Laut Angaben des Senats (Drs. 20/6842) hat es im Jahre 2012 genau 4.428 Räumungsklagen und 1.590 durchgeführte Räumungen gegeben. In einem Antrag fordert die Fraktion DIE LINKE in der Hamburgischen Bürgerschaft heute, die zuständigen Fachstellen für Wohnungssicherung personell zu stärken und die Zwangsräumungen zu verhindern. Ein großer Teil der betroffenen Menschen und Familien wird buchstäblich auf die Straße gesetzt und fällt in die Obdachlosigkeit, obwohl das Hauptziel der bezirklichen Fachstellen doch gerade die Verhinderung von Obdachlosigkeit sein soll. Ein Großteil der Obdachlosen, die ihre Wohnungen verloren haben, lebt seit Jahren in Notunterkünften. Je länger sie dort leben, desto schwieriger wird die Reintegration in gesicherte Wohnverhältnisse.

Cansu Özdemir, sozialpolitische Sprecherin der Fraktion DIE LINKE, dazu: „Dass in einer reichen Stadt wie Hamburg, Menschen von Obdachlosigkeit und Zwangsräumungen bedroht sind, wenn sie ihre Miete nicht mehr bezahlen können, ist sozialpolitisch unerträglich! Vor dem Hintergrund der sich immer mehr verschärfenden Wohnungsnot und der steigenden Obdachlosenzahlen muss der Senat Maßnahmen ergreifen, die die Zwangsräumungen verhindern und somit auch der Obdachlosigkeit vorbeugen.“

DIE LINKE in der Hamburgischen Bürgerschaft fordert den Senat unter anderem auf, die Zahl der Mitarbeiterinnen und Mitarbeiter in den Fachstellen aufzustocken, um ein „Frühwarnsystem“ einzurichten. Eine Zwangsräumung ohne vorherige Einschaltung einer bezirklichen Fachstelle muss unmöglich gemacht werden.

Heike Sudmann, wohnungspolitische Sprecherin der Fraktion DIE LINKE, ergänzt:  „Von den rund 4.000 Räumungsklagen in 2012 gingen über 1.000 auf das Konto des städtischen Wohnungsunternehmens SAGA GWG. Hier kann und muss die Stadt handeln. Sie darf nicht zulassen, dass Wohnungen geräumt werden, ohne dass Ersatzwohnraum für die Betroffenen zur Verfügung steht. Zwangsräumungen in die Obdachlosigkeit dürfen nicht stattfinden!“

Am kommenden Samstag findet in Hamburg erstmals eine vom „Bündnis Mietenwahnsinn stoppen!“ getragene Kundgebung gegen Zwangsräumungen statt.
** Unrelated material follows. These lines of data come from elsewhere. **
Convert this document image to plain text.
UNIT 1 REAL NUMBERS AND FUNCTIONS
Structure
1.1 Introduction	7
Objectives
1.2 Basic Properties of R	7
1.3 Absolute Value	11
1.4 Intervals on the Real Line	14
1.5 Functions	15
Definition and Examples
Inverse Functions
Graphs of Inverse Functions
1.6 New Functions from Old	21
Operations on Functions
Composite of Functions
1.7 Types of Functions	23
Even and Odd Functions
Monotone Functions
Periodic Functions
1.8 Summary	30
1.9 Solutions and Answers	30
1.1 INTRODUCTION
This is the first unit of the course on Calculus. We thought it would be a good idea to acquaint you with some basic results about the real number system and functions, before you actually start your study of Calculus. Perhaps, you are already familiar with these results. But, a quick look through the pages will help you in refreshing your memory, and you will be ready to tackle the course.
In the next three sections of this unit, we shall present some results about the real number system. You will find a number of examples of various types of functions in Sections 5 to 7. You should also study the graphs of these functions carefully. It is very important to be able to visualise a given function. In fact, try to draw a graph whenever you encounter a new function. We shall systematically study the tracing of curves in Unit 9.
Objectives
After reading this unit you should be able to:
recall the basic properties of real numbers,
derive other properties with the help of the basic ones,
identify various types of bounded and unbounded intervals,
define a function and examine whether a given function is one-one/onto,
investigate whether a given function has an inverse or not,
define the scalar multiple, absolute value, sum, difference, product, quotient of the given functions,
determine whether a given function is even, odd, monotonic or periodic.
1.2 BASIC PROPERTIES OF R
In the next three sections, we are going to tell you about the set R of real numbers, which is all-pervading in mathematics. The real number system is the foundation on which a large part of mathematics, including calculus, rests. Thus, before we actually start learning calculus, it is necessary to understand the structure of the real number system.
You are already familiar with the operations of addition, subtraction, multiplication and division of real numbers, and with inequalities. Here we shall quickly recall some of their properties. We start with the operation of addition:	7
Die Linksfraktion kritisiert nachdrücklich die Behinderungen bzw. die Nichtgenehmigung der Kundgebung gegen Zwangsräumungen seitens der Hamburger Polizei. Damit soll der überfällige Protest gegen ein anwachsendes soziales und für die Betroffenen dramatisches Problem unterlaufen werden.